Rust could just have mandated that const have to be uppercase and disallowed variables starting with uppercase. It would be better than making a warning.
If you care about this rule, you can deny it on your projects (at the crate level or for individual items), but if it were an unconditional error then it would make things like FFI or following non-Rust naming conventions either annoying or impossible.
> following non-Rust naming conventions […] impossible.

That’s indeed the point.

No it wouldn't, it's just too unergonomic of a style to force upon everyone
How is that unergonomic?

Go has proven at this point that the language spec is the correct place to settle stupid bike sheding especially when they lead to misfeature like this one.

I understand that it’s not the most urgent thing to fix when it comes to Rust syntax but still a clear downside.

You have to hold an inconvenient key while typing.
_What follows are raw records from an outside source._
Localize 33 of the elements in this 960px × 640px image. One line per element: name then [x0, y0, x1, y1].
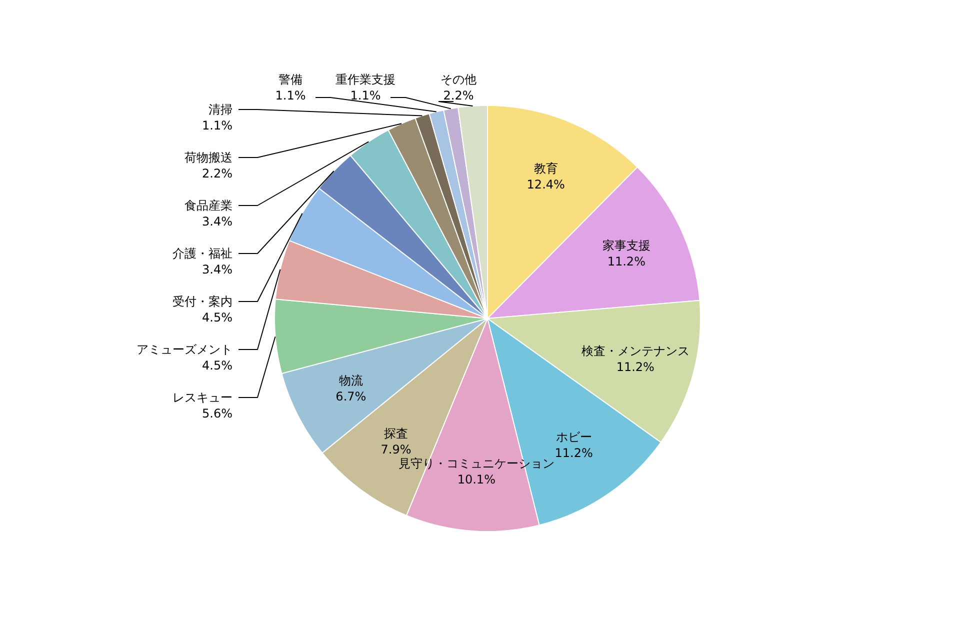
slice-label: レスキュー	[172, 390, 232, 404]
data-label: 7.9%	[380, 442, 412, 457]
data-label: 5.6%	[202, 406, 233, 420]
data-label: 1.1%	[202, 118, 233, 132]
data-label: 3.4%	[202, 214, 233, 228]
slice-label: 荷物搬送	[184, 150, 232, 164]
slice-label: 検査・メンテナンス	[581, 344, 690, 358]
data-label: 3.4%	[202, 262, 233, 276]
data-label: 12.4%	[526, 178, 565, 192]
data-label: 2.2%	[202, 166, 233, 180]
data-label: 10.1%	[457, 472, 496, 486]
slice-label: 介護・福祉	[172, 246, 232, 260]
slice-label: アミューズメント	[136, 342, 232, 356]
data-label: 4.5%	[202, 310, 233, 324]
slice-label: 受付・案内	[172, 294, 232, 308]
slice-label: 探査	[384, 426, 408, 441]
data-label: 11.2%	[554, 446, 593, 460]
slice-label: 警備	[278, 72, 302, 86]
data-label: 6.7%	[336, 389, 366, 404]
slice-label: その他	[440, 72, 476, 86]
data-label: 2.2%	[443, 88, 474, 102]
data-label: 1.1%	[275, 88, 306, 102]
data-label: 11.2%	[616, 360, 654, 374]
data-label: 1.1%	[350, 88, 381, 102]
data-label: 4.5%	[202, 358, 233, 372]
slice-label: 家事支援	[602, 238, 650, 253]
slice-label: 物流	[338, 373, 363, 388]
slice-label: 食品産業	[184, 198, 232, 212]
slice-label: 重作業支援	[336, 72, 396, 86]
slice-label: 清掃	[208, 102, 232, 116]
data-label: 11.2%	[607, 254, 646, 269]
slice-label: 教育	[534, 162, 558, 176]
slice-label: ホビー	[556, 430, 592, 444]
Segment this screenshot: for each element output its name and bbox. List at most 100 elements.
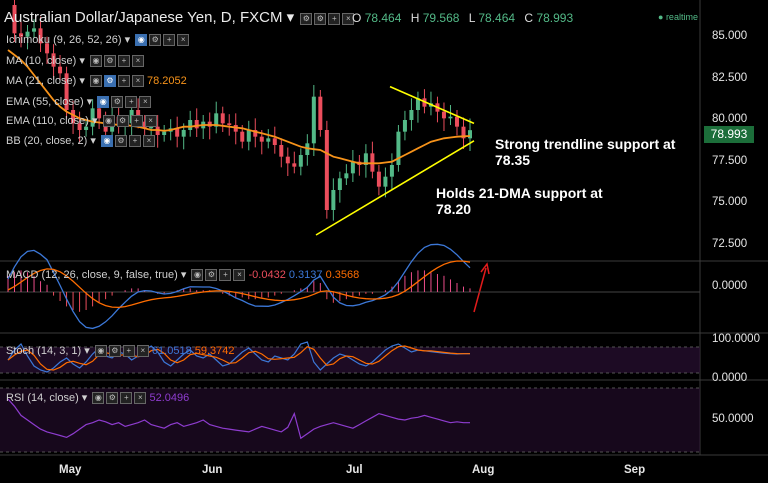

And you can't assess its stupidity if you can't even understand this simple why on your own
I mean if your why is related to having to hold shift or - gasp - using caps lock, I don’t know if I can’t assess the stupidity but I certainly don’t feel I’m clever enough to hold a conversation with you.
I am working on an SDL project (not in Rust) and this example made the molehill seem slightly larger:

  // whoops, accidentally commented out or deleted this import
  // use crate::{SOME_GL_CONSTANT, OTHER_THING}

  // uh oh!
  match value {
   SOME_GL_CONSTANT => ..,
   OTHER_THING => ..,
   _ => ..,
  }
Specifically, I think FFI stuff or an initial Rust rewrite can be a strong incentive to (locally) disable compiler/linter warnings around capitalization because you are more interested in consistency with an existing C API. This turns the molehill into at least a real hill (though not a mountain).
Yeah. The article is based on known bad patterns and, e.g you should never do use MyEnum::*; and in other cases compiler gives warning. Are there people who do not want to understand the warnings and do not work in order to remove/suppress them?